Ketika hatimu dipenuhi oleh cinta-Nya, maka engkau tidak lagi melihat musuh dan pembencimu sebagai sasaran untuk melampiaskan dendam. Tanganmu akan tergerak memeluk, pipimu tak akan kau buang untuk menghindar dari ciumannya. Para musuh dan pembencimu akan terlihat seperti saudaramu sendiri yang memerlukan kehangatan cintamu. Ketika hatimu dipenuhi cinta-Nya, engkau tidak akan memperhitungkan lagi kesalahan dan besarnya penderitaan yang pernah kamu terima darinya. Engkau akan seperti Yesus yang tidak pernah mengungkit dan memperhitungkan kesalahanmu.
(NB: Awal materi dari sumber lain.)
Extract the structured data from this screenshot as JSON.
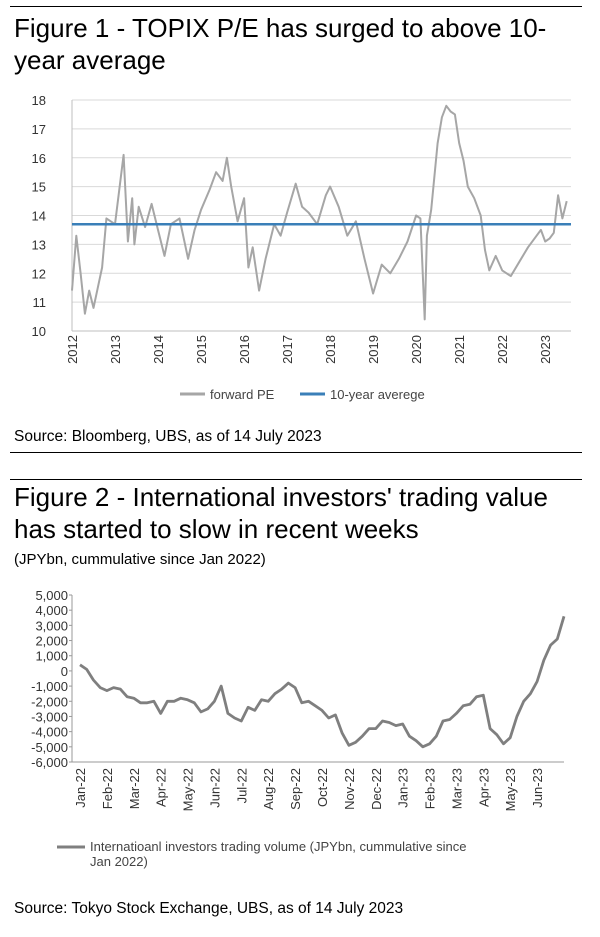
{
  "figure1": {
    "title": "Figure 1 - TOPIX P/E has surged to above 10-year average",
    "source": "Source: Bloomberg, UBS, as of 14 July 2023"
  },
  "figure2": {
    "title": "Figure 2 - International investors' trading value has started to slow in recent weeks",
    "subtitle": "(JPYbn, cummulative since Jan 2022)",
    "source": "Source: Tokyo Stock Exchange, UBS, as of 14 July 2023"
  },
  "chart_data": [
    {
      "type": "line",
      "title": "Figure 1 - TOPIX P/E has surged to above 10-year average",
      "ylim": [
        10,
        18
      ],
      "yticks": [
        10,
        11,
        12,
        13,
        14,
        15,
        16,
        17,
        18
      ],
      "xlim": [
        2012,
        2023.6
      ],
      "xticks": [
        "2012",
        "2013",
        "2014",
        "2015",
        "2016",
        "2017",
        "2018",
        "2019",
        "2020",
        "2021",
        "2022",
        "2023"
      ],
      "grid": true,
      "series": [
        {
          "name": "forward PE",
          "color": "#a6a6a6",
          "x": [
            2012.0,
            2012.1,
            2012.2,
            2012.3,
            2012.4,
            2012.5,
            2012.6,
            2012.7,
            2012.8,
            2012.9,
            2013.0,
            2013.1,
            2013.2,
            2013.3,
            2013.4,
            2013.45,
            2013.55,
            2013.7,
            2013.85,
            2014.0,
            2014.15,
            2014.3,
            2014.5,
            2014.7,
            2014.85,
            2015.0,
            2015.2,
            2015.35,
            2015.5,
            2015.6,
            2015.7,
            2015.85,
            2016.0,
            2016.1,
            2016.2,
            2016.35,
            2016.5,
            2016.7,
            2016.85,
            2017.0,
            2017.2,
            2017.35,
            2017.5,
            2017.7,
            2017.9,
            2018.0,
            2018.2,
            2018.4,
            2018.6,
            2018.8,
            2019.0,
            2019.2,
            2019.4,
            2019.6,
            2019.8,
            2020.0,
            2020.1,
            2020.2,
            2020.25,
            2020.35,
            2020.5,
            2020.6,
            2020.7,
            2020.8,
            2020.9,
            2021.0,
            2021.1,
            2021.2,
            2021.35,
            2021.5,
            2021.6,
            2021.7,
            2021.85,
            2022.0,
            2022.2,
            2022.4,
            2022.6,
            2022.8,
            2022.9,
            2023.0,
            2023.1,
            2023.2,
            2023.3,
            2023.4,
            2023.5
          ],
          "values": [
            11.4,
            13.3,
            12.0,
            10.6,
            11.4,
            10.8,
            11.5,
            12.2,
            13.9,
            13.8,
            13.7,
            14.9,
            16.1,
            13.1,
            14.6,
            13.0,
            14.3,
            13.6,
            14.4,
            13.5,
            12.6,
            13.7,
            13.9,
            12.5,
            13.5,
            14.2,
            14.9,
            15.5,
            15.2,
            16.0,
            15.0,
            13.8,
            14.6,
            12.2,
            12.9,
            11.4,
            12.5,
            13.7,
            13.3,
            14.1,
            15.1,
            14.3,
            14.1,
            13.7,
            14.7,
            15.0,
            14.3,
            13.3,
            13.8,
            12.5,
            11.3,
            12.3,
            12.0,
            12.5,
            13.1,
            14.0,
            13.9,
            10.4,
            13.3,
            14.2,
            16.5,
            17.4,
            17.8,
            17.6,
            17.5,
            16.5,
            15.9,
            15.0,
            14.6,
            14.0,
            12.8,
            12.1,
            12.6,
            12.1,
            11.9,
            12.4,
            12.9,
            13.3,
            13.5,
            13.1,
            13.2,
            13.4,
            14.7,
            13.9,
            14.5
          ]
        },
        {
          "name": "10-year averege",
          "color": "#3a7fb8",
          "x": [
            2012.0,
            2023.6
          ],
          "values": [
            13.7,
            13.7
          ]
        }
      ]
    },
    {
      "type": "line",
      "title": "Figure 2 - International investors' trading value has started to slow in recent weeks",
      "ylabel": "JPYbn, cummulative since Jan 2022",
      "ylim": [
        -6000,
        5000
      ],
      "yticks": [
        "5,000",
        "4,000",
        "3,000",
        "2,000",
        "1,000",
        "0",
        "-1,000",
        "-2,000",
        "-3,000",
        "-4,000",
        "-5,000",
        "-6,000"
      ],
      "ytick_values": [
        5000,
        4000,
        3000,
        2000,
        1000,
        0,
        -1000,
        -2000,
        -3000,
        -4000,
        -5000,
        -6000
      ],
      "categories": [
        "Jan-22",
        "Feb-22",
        "Mar-22",
        "Apr-22",
        "May-22",
        "Jun-22",
        "Jul-22",
        "Aug-22",
        "Sep-22",
        "Oct-22",
        "Nov-22",
        "Dec-22",
        "Jan-23",
        "Feb-23",
        "Mar-23",
        "Apr-23",
        "May-23",
        "Jun-23"
      ],
      "grid": false,
      "series": [
        {
          "name": "Internatioanl investors trading volume (JPYbn, cummulative since Jan 2022)",
          "color": "#7f7f7f",
          "x": [
            0,
            0.25,
            0.5,
            0.75,
            1.0,
            1.25,
            1.5,
            1.75,
            2.0,
            2.25,
            2.5,
            2.75,
            3.0,
            3.25,
            3.5,
            3.75,
            4.0,
            4.25,
            4.5,
            4.75,
            5.0,
            5.25,
            5.5,
            5.75,
            6.0,
            6.25,
            6.5,
            6.75,
            7.0,
            7.25,
            7.5,
            7.75,
            8.0,
            8.25,
            8.5,
            8.75,
            9.0,
            9.25,
            9.5,
            9.75,
            10.0,
            10.25,
            10.5,
            10.75,
            11.0,
            11.25,
            11.5,
            11.75,
            12.0,
            12.25,
            12.5,
            12.75,
            13.0,
            13.25,
            13.5,
            13.75,
            14.0,
            14.25,
            14.5,
            14.75,
            15.0,
            15.25,
            15.5,
            15.75,
            16.0,
            16.25,
            16.5,
            16.75,
            17.0,
            17.25,
            17.5,
            17.75,
            18.0
          ],
          "values": [
            400,
            100,
            -600,
            -1100,
            -1300,
            -1100,
            -1200,
            -1700,
            -1800,
            -2100,
            -2100,
            -2000,
            -2800,
            -2000,
            -2000,
            -1800,
            -1900,
            -2100,
            -2700,
            -2500,
            -2000,
            -1000,
            -2800,
            -3100,
            -3300,
            -2400,
            -2600,
            -1900,
            -2000,
            -1500,
            -1200,
            -800,
            -1100,
            -2100,
            -2000,
            -2300,
            -2600,
            -3100,
            -2900,
            -4100,
            -4900,
            -4700,
            -4300,
            -3800,
            -3800,
            -3300,
            -3400,
            -3600,
            -3500,
            -4300,
            -4600,
            -5000,
            -4800,
            -4300,
            -3300,
            -3200,
            -2800,
            -2300,
            -2200,
            -1700,
            -1600,
            -3800,
            -4200,
            -4800,
            -4400,
            -3000,
            -2000,
            -1500,
            -700,
            700,
            1700,
            2100,
            3600
          ]
        }
      ]
    }
  ]
}
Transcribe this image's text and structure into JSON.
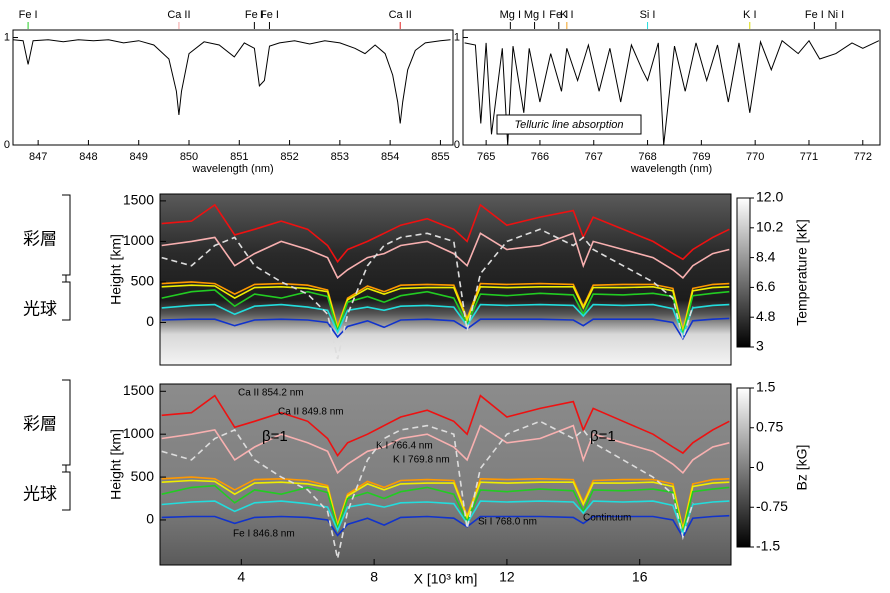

Tetapi, memelukmu dengan erat sambil berbisik di telingamu, “Aku mengasihimu, dan untukmu Aku merelakan nyawa-Ku!”
Yesus meminta kita lebih dari yang biasa, untuk lebih mengasihi dengan kasih yang benar bukan sekedar tuntutan, tetapi Dia telah memberi kita bekal yang lebih dari cukup. Bekal itu adalah pengurbanan-Nya sendiri. Dia tahu siapa kita. Yesus mengasihi kita dengan tanpa syarat. Ia mengasihi kita walaupun kita sering kali jatuh bangun bahkan memberontak kepada-Nya. Namun, kasih-Nya tetap tidak berkurang. Tentu, Ia ingin kita meneruskannya kepada yang lain, sekalipun kepada mereka yang membenci dan memusuhi kita. Ini baru lebih dari yang biasa!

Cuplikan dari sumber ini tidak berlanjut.